By Caron Swinscoe, 9 July 2018

 

Head and shoulders photo of Caron Swinscoe at city centre waterfront

It’s a sobering thought, but I’ve been working in the NHS for 36 of its 70 years, so I’ve seen a lot of change. Most recently, the change which has excited me most has been the move towards mobile working. For me, it’s a real game changer; enabling nurses and midwives to access all the information they need to care for a patient wherever they are with that patient, whether it’s in a care setting, the patient’s home or a community setting.

Access to information helps nurses and midwives make decisions about how best to care for their patients. Having that information in their pockets really helps to save time and to transform the way care is, and can be, delivered. It’s not fully embedded yet, but it’s a real starting point.

Alongside the latest NHS recruitment campaign for nurses, #WeAreTheNHS, I want to highlight the benefits of a career in clinical informatics. We’ve been on this digital journey quite a while and there have been a few key people pushing the agenda forward, but we are now starting to see an increase in nurses and midwives becoming interested in informatics as a career. These digital leaders want to make sure that the technology delivered makes the job of caring easier, safer and enables nurses and midwives to better care for patients. It’s vital that we have nurses and midwives leading this work and prescribing the ways that technology can help to advance care in real life settings. Asking the experts who do the job safeguards against shiny new technology being handed to nurses and midwives, without checking what they need, for them to then try and make it work. It must always be about the care not the technology.

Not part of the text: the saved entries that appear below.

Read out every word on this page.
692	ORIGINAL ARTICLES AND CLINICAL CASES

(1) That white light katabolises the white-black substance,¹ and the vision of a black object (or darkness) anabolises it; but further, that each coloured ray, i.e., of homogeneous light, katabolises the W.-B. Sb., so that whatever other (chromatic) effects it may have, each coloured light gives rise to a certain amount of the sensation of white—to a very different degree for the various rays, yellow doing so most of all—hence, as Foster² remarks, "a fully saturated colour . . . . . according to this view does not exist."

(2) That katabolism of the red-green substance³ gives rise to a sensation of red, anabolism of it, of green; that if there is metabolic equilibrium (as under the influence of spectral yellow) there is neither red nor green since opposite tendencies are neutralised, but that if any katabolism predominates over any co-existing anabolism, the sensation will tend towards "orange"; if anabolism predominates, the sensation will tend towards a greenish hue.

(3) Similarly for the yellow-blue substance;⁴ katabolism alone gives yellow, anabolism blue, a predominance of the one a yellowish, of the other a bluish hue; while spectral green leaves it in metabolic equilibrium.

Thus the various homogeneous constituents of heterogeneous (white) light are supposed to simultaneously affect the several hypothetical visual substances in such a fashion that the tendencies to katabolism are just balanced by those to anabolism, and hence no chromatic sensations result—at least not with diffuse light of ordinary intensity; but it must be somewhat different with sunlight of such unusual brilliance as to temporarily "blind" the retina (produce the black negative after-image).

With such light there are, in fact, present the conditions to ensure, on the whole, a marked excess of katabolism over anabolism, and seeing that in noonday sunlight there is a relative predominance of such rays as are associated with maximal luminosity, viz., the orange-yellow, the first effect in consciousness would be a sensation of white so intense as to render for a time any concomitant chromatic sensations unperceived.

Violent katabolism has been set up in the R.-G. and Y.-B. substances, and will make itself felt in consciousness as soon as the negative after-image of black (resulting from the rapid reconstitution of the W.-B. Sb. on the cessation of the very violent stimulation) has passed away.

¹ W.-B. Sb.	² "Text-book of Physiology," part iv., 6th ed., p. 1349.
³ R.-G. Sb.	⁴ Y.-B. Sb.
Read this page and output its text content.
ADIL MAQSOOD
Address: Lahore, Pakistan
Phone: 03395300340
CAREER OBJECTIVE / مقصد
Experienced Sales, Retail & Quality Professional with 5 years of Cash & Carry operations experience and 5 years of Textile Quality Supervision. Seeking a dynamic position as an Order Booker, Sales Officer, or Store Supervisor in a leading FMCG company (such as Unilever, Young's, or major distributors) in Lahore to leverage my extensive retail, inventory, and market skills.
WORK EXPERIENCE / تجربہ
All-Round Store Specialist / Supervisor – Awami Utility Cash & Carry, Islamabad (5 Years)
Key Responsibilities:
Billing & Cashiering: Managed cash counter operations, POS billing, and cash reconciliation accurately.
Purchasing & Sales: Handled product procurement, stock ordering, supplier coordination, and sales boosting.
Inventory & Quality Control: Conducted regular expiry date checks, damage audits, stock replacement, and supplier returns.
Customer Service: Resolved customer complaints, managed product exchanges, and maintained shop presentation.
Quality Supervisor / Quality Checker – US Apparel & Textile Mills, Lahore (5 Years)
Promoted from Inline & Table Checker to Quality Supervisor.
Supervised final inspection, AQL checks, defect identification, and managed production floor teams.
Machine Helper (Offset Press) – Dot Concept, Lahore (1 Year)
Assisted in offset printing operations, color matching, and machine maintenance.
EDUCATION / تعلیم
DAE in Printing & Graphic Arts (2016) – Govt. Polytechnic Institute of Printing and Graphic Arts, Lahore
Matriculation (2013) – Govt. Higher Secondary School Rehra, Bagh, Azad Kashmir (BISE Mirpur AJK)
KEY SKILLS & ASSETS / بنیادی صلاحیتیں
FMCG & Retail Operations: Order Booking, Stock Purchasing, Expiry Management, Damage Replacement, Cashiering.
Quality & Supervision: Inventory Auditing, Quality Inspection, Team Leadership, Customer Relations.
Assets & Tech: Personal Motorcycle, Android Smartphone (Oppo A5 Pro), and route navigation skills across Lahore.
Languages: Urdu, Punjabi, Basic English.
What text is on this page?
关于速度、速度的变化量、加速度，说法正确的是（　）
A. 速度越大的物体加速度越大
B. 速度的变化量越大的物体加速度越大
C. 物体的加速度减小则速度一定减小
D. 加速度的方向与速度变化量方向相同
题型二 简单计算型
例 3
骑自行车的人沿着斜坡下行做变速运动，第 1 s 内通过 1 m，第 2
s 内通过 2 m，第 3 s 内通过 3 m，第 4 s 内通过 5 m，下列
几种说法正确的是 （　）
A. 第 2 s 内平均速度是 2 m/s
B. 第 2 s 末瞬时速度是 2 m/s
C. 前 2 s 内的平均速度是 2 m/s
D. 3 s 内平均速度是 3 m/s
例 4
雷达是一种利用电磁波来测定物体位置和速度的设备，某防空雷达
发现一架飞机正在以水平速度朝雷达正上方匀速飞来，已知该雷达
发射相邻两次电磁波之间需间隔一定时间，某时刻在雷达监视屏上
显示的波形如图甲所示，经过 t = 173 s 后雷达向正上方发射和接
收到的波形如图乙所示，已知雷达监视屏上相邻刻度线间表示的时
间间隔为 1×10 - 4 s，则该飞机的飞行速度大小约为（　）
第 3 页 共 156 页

The link between clinical informatics, improving care and better patient outcomes is well evidenced and nurses and midwives are really starting to feel and understand the benefits of careers in clinical informatics.

Looking to the future, by the time the NHS prepares to mark its 100thbirthday, I’d really like to see patients and citizens able to take control of their health and care through information and technology.

We’ve already got technology such as wearables and patient portals, but if we don’t ensure that people can use the technology and the information to successfully make decisions and to look after themselves, then we’ll be letting them down. In the same way as we need to ensure the tools are right for clinicians to use, we need to make sure patients and citizens can influence the type of tools and the information they can use, to make informed decisions about their lives.

The more we engage with digital health, the clearer things will become and the easier it will be to determine what is right for health and care.